Zusätzlich erhielt ich am 17. Januar 2022 von einem G. Matzel ein schriftliches Hausverbot für die Räumlichkeiten des LSVD in Magdeburg. Herr G. Matzel schrieb in seiner Signatur, dass er Vorstand sei, aber dies ist nach meinen Recherchen niemals beim Amtsgericht eingetragen gewesen.


Dennés:Besteht dieses Hausverbot bis heute?

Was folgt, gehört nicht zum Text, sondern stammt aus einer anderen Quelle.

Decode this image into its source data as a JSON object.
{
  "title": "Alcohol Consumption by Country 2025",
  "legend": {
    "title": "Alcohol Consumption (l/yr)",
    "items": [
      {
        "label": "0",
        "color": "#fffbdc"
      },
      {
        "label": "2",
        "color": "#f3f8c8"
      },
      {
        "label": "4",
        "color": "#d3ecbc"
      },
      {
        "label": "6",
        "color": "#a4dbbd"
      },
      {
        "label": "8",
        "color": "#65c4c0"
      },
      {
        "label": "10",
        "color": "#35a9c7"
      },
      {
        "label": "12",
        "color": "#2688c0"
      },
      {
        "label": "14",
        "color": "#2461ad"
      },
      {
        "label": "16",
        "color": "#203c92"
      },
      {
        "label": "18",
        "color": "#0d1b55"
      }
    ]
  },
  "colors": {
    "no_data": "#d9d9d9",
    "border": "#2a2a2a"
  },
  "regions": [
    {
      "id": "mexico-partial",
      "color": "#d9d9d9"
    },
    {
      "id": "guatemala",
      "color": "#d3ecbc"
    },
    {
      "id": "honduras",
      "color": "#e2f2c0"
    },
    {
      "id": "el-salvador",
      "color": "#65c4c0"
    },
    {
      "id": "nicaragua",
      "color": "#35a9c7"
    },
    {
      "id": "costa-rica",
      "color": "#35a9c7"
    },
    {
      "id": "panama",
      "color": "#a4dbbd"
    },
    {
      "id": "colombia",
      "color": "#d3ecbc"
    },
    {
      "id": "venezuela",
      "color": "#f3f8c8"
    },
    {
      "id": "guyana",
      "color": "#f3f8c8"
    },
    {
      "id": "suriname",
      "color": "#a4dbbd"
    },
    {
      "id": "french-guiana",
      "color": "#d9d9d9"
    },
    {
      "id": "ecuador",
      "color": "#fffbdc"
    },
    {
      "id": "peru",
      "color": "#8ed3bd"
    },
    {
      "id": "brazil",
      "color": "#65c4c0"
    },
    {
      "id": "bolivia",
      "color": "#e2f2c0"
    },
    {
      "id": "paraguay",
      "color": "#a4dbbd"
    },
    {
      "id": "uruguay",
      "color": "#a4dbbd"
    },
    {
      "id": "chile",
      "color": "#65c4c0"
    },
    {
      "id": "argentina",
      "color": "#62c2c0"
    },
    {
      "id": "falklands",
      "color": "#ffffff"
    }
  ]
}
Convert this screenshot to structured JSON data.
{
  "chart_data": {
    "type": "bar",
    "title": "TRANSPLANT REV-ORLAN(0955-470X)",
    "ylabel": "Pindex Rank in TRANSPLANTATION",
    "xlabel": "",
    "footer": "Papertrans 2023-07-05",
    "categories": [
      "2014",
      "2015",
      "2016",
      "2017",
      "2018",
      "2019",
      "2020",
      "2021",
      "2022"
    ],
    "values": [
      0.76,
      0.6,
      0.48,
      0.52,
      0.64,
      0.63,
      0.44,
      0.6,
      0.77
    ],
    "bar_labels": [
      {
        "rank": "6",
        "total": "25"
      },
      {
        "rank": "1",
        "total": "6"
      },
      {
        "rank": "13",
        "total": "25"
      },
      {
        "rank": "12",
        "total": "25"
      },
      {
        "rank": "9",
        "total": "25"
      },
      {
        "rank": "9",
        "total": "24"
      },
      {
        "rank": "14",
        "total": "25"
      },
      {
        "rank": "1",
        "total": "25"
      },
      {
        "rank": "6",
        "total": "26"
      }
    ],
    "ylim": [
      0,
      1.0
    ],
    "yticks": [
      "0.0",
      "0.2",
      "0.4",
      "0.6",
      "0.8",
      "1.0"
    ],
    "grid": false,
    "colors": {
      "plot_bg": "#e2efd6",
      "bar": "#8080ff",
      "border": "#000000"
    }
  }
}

Michell: Mir wurde berichtet, dass in den Räumlichkeiten von mir und anderen Personen ein Bild hängt, unter denen vermerkt ist, dass wir Hausverbot haben.
Ein gegenteiliges Schreiben, dass dieses Hausverbot aufhebt, gab es bis heute nicht. Die andere Frage ist natürlich auch ob ein Hausverbot gegenüber einem Mitglied überhaupt rechtskräftig ist.

Dennés: Warst du jemals in den Räumlichkeiten des LSVDs ?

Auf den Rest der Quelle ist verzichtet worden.